Jetzt tauchte ein Fremder in seinem Gesichtskreis auf, wohl auch ein Motorradfahrer. Er trat gelassen an Harrys Maschine, ließ den Blick über sie streifen und kam dann auf Harry zu. Hoch ragte er über ihm auf.
Muskulös, dichtbehaart und verdreckt, sieht nicht die Spur besser aus, als ich mich fühle, ist aber jünger und wohl auch besser in Form.
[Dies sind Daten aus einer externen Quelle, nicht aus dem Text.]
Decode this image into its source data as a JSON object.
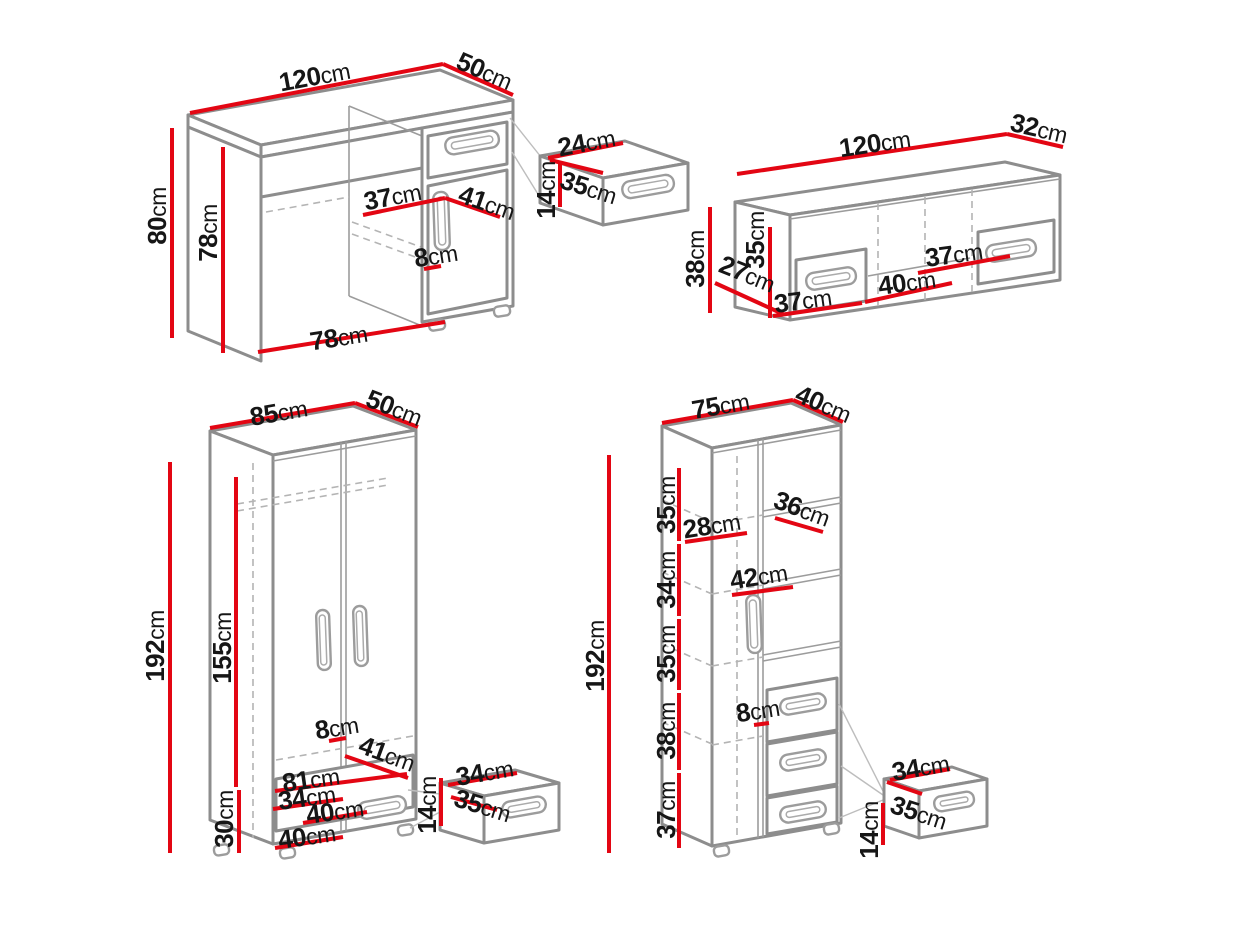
{
  "unit": "cm",
  "colors": {
    "dimension_line": "#e30613",
    "outline": "#8d8d8d",
    "text": "#161616",
    "background": "#ffffff"
  },
  "desk": {
    "width": "120",
    "depth": "50",
    "height": "80",
    "side_height": "78",
    "inner_width": "37",
    "inner_depth": "41",
    "handle_offset": "8",
    "opening_width": "78",
    "drawer": {
      "width": "24",
      "depth": "35",
      "height": "14"
    }
  },
  "wall_cabinet": {
    "width": "120",
    "depth": "32",
    "height": "38",
    "inner_depth": "27",
    "inner_height": "35",
    "left_drawer_width": "37",
    "opening_width": "40",
    "right_drawer_width": "37"
  },
  "wardrobe": {
    "width": "85",
    "depth": "50",
    "height": "192",
    "door_height": "155",
    "base_height": "30",
    "handle_offset": "8",
    "inner_depth": "41",
    "inner_width": "81",
    "drawer_inner_width": "34",
    "drawer_front_width": "40",
    "base_front_width": "40",
    "drawer": {
      "width": "34",
      "depth": "35",
      "height": "14"
    }
  },
  "bookcase": {
    "width": "75",
    "depth": "40",
    "height": "192",
    "sections": [
      "35",
      "34",
      "35",
      "38",
      "37"
    ],
    "inner_width": "28",
    "shelf_depth": "36",
    "shelf_width": "42",
    "handle_offset": "8",
    "drawer": {
      "width": "34",
      "depth": "35",
      "height": "14"
    }
  }
}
Der Fremde fragte: »Wozu das Handtuch?«
Keuchend ließ sich Harry auf den Rücken fallen. Er sagte: »Das ist das nützlichste, was man auf Reisen dabeihaben kann. Ich mach Dehnübungen. Mein Rücken ist total kaputt. Ich hab…«
»Laß gut sein. Her mit dem Schlüssel für die Kawa.«
»Zieh mich hoch! So komm ich nicht ran.«
Der Langhaarige befolgte diese Aufforderung und zog Harry am Kragen der Lederjacke nach oben. Als er über seinem Herzen auf einmal etwas Hartes spürte, senkte er den Blick. Die Lederjacke entglitt seiner Hand, und die 6,35er Beretta war auf ihn gerichtet.
»Ich hab ‘nen Schlüssel zu ‘ner Tür, die du besser nicht öffnest «, sagte Harry.
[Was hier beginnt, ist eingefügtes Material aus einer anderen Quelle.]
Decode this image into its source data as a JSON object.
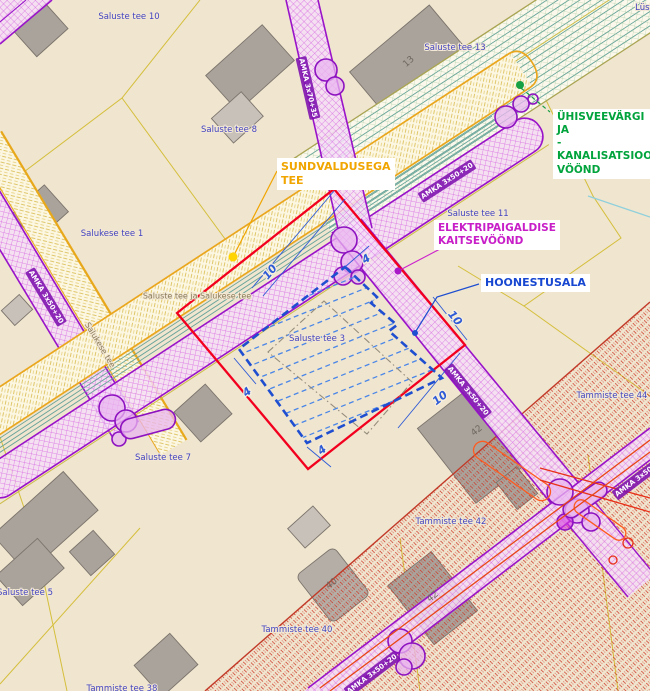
{
  "map": {
    "background_color": "#f0e5cf",
    "annotations": {
      "sundvaldusega": {
        "line1": "SUNDVALDUSEGA",
        "line2": "TEE",
        "color": "#f0a500"
      },
      "elektripaigaldise": {
        "line1": "ELEKTRIPAIGALDISE",
        "line2": "KAITSEVÖÖND",
        "color": "#c81ec8"
      },
      "hoonestusala": {
        "line1": "HOONESTUSALA",
        "color": "#1747d1"
      },
      "uhisveevargi": {
        "line1": "ÜHISVEEVÄRGI",
        "line2": "JA",
        "line3": "-KANALISATSIOONI",
        "line4": "VÖÖND",
        "color": "#00a33c"
      }
    },
    "address_labels": [
      {
        "text": "Saluste tee 10",
        "x": 129,
        "y": 17
      },
      {
        "text": "Saluste tee 8",
        "x": 229,
        "y": 130
      },
      {
        "text": "Saluste tee 13",
        "x": 455,
        "y": 48
      },
      {
        "text": "Salukese tee 1",
        "x": 112,
        "y": 234
      },
      {
        "text": "Saluste tee 11",
        "x": 478,
        "y": 214
      },
      {
        "text": "Saluste tee 3",
        "x": 317,
        "y": 339
      },
      {
        "text": "Saluste tee 7",
        "x": 163,
        "y": 458
      },
      {
        "text": "Saluste tee 5",
        "x": 25,
        "y": 593
      },
      {
        "text": "Tammiste tee 44",
        "x": 612,
        "y": 396
      },
      {
        "text": "Tammiste tee 42",
        "x": 451,
        "y": 522
      },
      {
        "text": "Tammiste tee 40",
        "x": 297,
        "y": 630
      },
      {
        "text": "Tammiste tee 38",
        "x": 122,
        "y": 689
      },
      {
        "text": "Lüst",
        "x": 644,
        "y": 8
      }
    ],
    "road_labels": [
      {
        "text": "Saluste tee ja Salukese tee",
        "x": 197,
        "y": 296,
        "rot": 0
      },
      {
        "text": "Salukese tee",
        "x": 100,
        "y": 345,
        "rot": 59
      }
    ],
    "cable_labels": [
      {
        "text": "AMKA 3x70+35",
        "x": 308,
        "y": 88,
        "rot": 77
      },
      {
        "text": "AMKA 3x50+20",
        "x": 447,
        "y": 181,
        "rot": -33
      },
      {
        "text": "AMKA 3x50+20",
        "x": 46,
        "y": 297,
        "rot": 59
      },
      {
        "text": "AMKA 3x50+20",
        "x": 468,
        "y": 391,
        "rot": 51
      },
      {
        "text": "AMKA 3x50+20",
        "x": 372,
        "y": 674,
        "rot": -37
      },
      {
        "text": "AMKA 3x50+20",
        "x": 640,
        "y": 477,
        "rot": -37
      }
    ],
    "building_labels": [
      {
        "text": "13",
        "x": 409,
        "y": 62,
        "rot": -42
      },
      {
        "text": "42",
        "x": 477,
        "y": 431,
        "rot": -38
      },
      {
        "text": "40",
        "x": 332,
        "y": 584,
        "rot": -38
      },
      {
        "text": "42",
        "x": 433,
        "y": 597,
        "rot": -38
      }
    ],
    "dimension_labels": [
      {
        "text": "10",
        "x": 270,
        "y": 272,
        "rot": -50
      },
      {
        "text": "4",
        "x": 366,
        "y": 259,
        "rot": -33
      },
      {
        "text": "10",
        "x": 455,
        "y": 318,
        "rot": 51
      },
      {
        "text": "10",
        "x": 440,
        "y": 398,
        "rot": -38
      },
      {
        "text": "4",
        "x": 247,
        "y": 392,
        "rot": -38
      },
      {
        "text": "4",
        "x": 322,
        "y": 450,
        "rot": -38
      }
    ],
    "legend_colors": {
      "planned_road_area": "#f2001e",
      "building_area": "#1f4fd0",
      "electrical_corridor": "#9913c9",
      "water_sewer_corridor": "#66a39a",
      "road_edge": "#eaa61d",
      "parcel_line": "#d4bf3b",
      "restriction_zone": "#cc3322",
      "building_fill": "#aaa39b",
      "address_text": "#4343c0"
    }
  }
}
Jeder, der eine Spur Verstand besaß, hätte darüber zumindest einmal nachgedacht. Der Bursche jedoch reagierte sofort: er schlug nach der Hand, die ihn bedrohte und setzte zu einem Fausthieb auf Harrys Kinnlade an.
Harry zog den Abzug durch. Die Faust explodierte auf Harrys Kiefer und ließ alles vor seinen Augen verschwimmen. Auch die Hand, in der er die Waffe hielt, flog beiseite. Harry zielte erneut und schoß noch zweimal, die Pistole am Rumpf des Mannes emporführend.
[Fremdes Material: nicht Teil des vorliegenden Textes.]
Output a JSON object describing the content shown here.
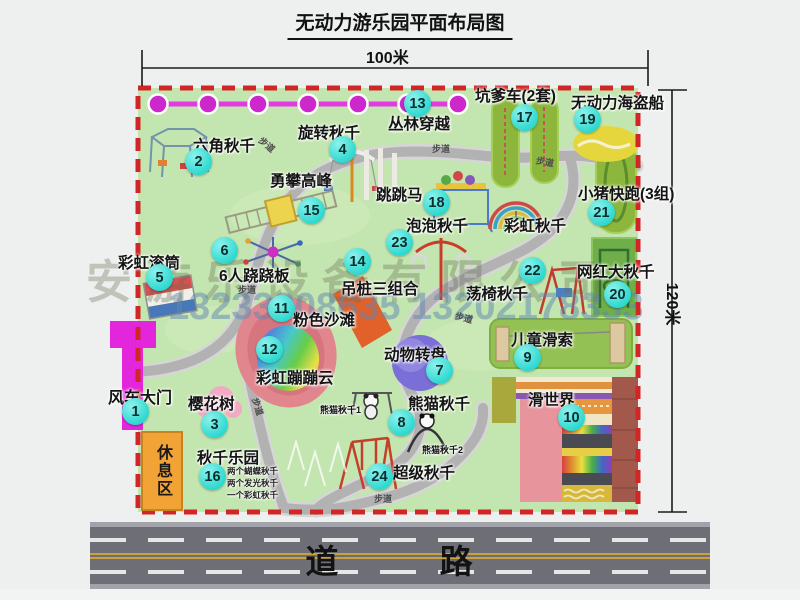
{
  "title": "无动力游乐园平面布局图",
  "dimensions": {
    "width_label": "100米",
    "height_label": "120米"
  },
  "watermark": {
    "company": "安游乐设备有限公司",
    "phone": "13233808635 13202178333"
  },
  "road_label": "道 路",
  "walkway_label": "步道",
  "rest_area_label": "休息区",
  "colors": {
    "badge_teal": "#35dfd6",
    "border_red": "#d22626",
    "park_green": "#c3e5af",
    "chain_magenta": "#cc28cc",
    "road_gray": "#6e6e76"
  },
  "attractions": {
    "a1": {
      "num": "1",
      "label": "风车大门"
    },
    "a2": {
      "num": "2",
      "label": "六角秋千"
    },
    "a3": {
      "num": "3",
      "label": "樱花树"
    },
    "a4": {
      "num": "4",
      "label": "旋转秋千"
    },
    "a5": {
      "num": "5",
      "label": "彩虹滚筒"
    },
    "a6": {
      "num": "6",
      "label": "6人跷跷板"
    },
    "a7": {
      "num": "7",
      "label": "动物转盘"
    },
    "a8": {
      "num": "8",
      "label": "熊猫秋千",
      "sub1": "熊猫秋千1",
      "sub2": "熊猫秋千2"
    },
    "a9": {
      "num": "9",
      "label": "儿童滑索"
    },
    "a10": {
      "num": "10",
      "label": "滑世界"
    },
    "a11": {
      "num": "11",
      "label": "粉色沙滩"
    },
    "a12": {
      "num": "12",
      "label": "彩虹蹦蹦云"
    },
    "a13": {
      "num": "13",
      "label": "丛林穿越"
    },
    "a14": {
      "num": "14",
      "label": "吊桩三组合"
    },
    "a15": {
      "num": "15",
      "label": "勇攀高峰"
    },
    "a16": {
      "num": "16",
      "label": "秋千乐园",
      "notes": [
        "两个蝴蝶秋千",
        "两个发光秋千",
        "一个彩虹秋千"
      ]
    },
    "a17": {
      "num": "17",
      "label": "坑爹车(2套)"
    },
    "a18": {
      "num": "18",
      "label": "跳跳马"
    },
    "a19": {
      "num": "19",
      "label": "无动力海盗船"
    },
    "a20": {
      "num": "20",
      "label": "网红大秋千"
    },
    "a21": {
      "num": "21",
      "label": "小猪快跑(3组)"
    },
    "a22": {
      "num": "22",
      "label": "荡椅秋千"
    },
    "a23": {
      "num": "23",
      "label": "泡泡秋千"
    },
    "a24": {
      "num": "24",
      "label": "超级秋千"
    },
    "rainbow_swing": {
      "label": "彩虹秋千"
    }
  }
}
Er sah sich rasch um. Die Schüsse waren nicht sehr laut gewesen. Es war auch kein besonders großes Kaliber, und Harry traute der Waffe nicht recht. Ob der Bursche wohl allein war? Er stand noch immer und machte ein verblüfftes Gesicht. Harry feuerte noch zwei Schüsse auf ihn ab und hielt die letzte Kugel in Reserve.
Endlich stürzte der Angreifer zu Boden.